The past five days have been staggering, somehow both gratifying and humbling at the same time. I have received several very nice messages from complete strangers who discovered the book and loved it. The real question now is whether or not the success of the giveaway will translate into actual sales now that the promotion is over. I truly believe in this book, and I still believe that this is Benjamin's best chance to provide some kind of a nest egg for himself. I firmly believe that it could be a legitimate mainstream best-seller if I can just continue to grow the audience. I still have a long, hard slog ahead of me to promote the book, but now because of this past weekend I have another hook I can use to get people's attention.
In a few weeks the original 90-day exclusive with Kindle will expire, and I will expand the book to Nook, iBooks, and Google Play.
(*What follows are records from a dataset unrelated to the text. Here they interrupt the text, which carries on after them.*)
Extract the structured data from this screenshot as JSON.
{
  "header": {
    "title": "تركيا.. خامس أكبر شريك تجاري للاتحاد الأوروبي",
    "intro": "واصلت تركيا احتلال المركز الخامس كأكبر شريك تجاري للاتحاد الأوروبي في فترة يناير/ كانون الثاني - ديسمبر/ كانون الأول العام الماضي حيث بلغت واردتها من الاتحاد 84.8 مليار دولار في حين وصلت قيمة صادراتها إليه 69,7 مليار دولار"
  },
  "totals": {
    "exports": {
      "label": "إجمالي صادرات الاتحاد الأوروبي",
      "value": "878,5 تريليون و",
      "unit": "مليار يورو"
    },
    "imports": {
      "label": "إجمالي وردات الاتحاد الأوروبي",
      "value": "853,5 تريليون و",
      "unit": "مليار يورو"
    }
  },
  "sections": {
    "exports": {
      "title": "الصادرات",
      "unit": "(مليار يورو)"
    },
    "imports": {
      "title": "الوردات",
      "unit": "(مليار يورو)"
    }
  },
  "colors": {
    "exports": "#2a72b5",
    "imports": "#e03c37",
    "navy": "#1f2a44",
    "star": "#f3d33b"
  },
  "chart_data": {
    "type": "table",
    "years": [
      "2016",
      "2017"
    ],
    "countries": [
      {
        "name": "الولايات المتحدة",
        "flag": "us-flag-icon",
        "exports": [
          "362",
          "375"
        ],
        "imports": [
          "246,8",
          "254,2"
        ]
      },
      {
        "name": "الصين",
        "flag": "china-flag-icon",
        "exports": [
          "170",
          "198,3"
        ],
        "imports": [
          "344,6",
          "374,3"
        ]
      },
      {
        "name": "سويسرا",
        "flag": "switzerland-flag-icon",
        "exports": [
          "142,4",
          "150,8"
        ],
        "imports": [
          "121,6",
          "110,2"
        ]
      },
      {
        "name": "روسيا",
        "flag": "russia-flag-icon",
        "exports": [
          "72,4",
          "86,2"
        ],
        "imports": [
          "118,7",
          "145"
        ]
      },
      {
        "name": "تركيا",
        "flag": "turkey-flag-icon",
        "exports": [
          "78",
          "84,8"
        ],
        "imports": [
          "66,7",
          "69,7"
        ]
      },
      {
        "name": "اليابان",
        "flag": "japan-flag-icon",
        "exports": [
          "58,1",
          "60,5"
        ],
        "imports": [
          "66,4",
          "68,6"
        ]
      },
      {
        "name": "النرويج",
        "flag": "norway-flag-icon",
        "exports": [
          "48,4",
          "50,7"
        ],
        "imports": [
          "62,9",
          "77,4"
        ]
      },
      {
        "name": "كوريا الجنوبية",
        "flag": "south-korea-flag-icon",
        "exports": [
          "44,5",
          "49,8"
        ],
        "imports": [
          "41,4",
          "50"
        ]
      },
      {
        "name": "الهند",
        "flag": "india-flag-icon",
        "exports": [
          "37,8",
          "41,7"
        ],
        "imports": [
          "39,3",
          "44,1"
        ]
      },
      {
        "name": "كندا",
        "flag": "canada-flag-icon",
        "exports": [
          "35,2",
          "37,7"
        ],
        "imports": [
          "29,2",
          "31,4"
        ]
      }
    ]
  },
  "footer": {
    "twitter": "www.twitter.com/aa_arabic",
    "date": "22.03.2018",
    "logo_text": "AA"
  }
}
Later this week I will update the press release in my media kit to reflect how well the book has performed on Kindle. I have several new autism-related blogs to reach out to, and I will keep sending copies of the book and the media kit out to newspapers and television shows. I will keep joking about waiting for a call from Ellen or Oprah, but behind those jokes I will be doing everything I can possibly think of to actually make those calls happen. If you are reading this, and you enjoyed the book, by all means tell all of your friends. Send messages to your favorite talk shows and columnists and suggest they do a story on the book. Your support truly does mean the world to me. Thank you so very much.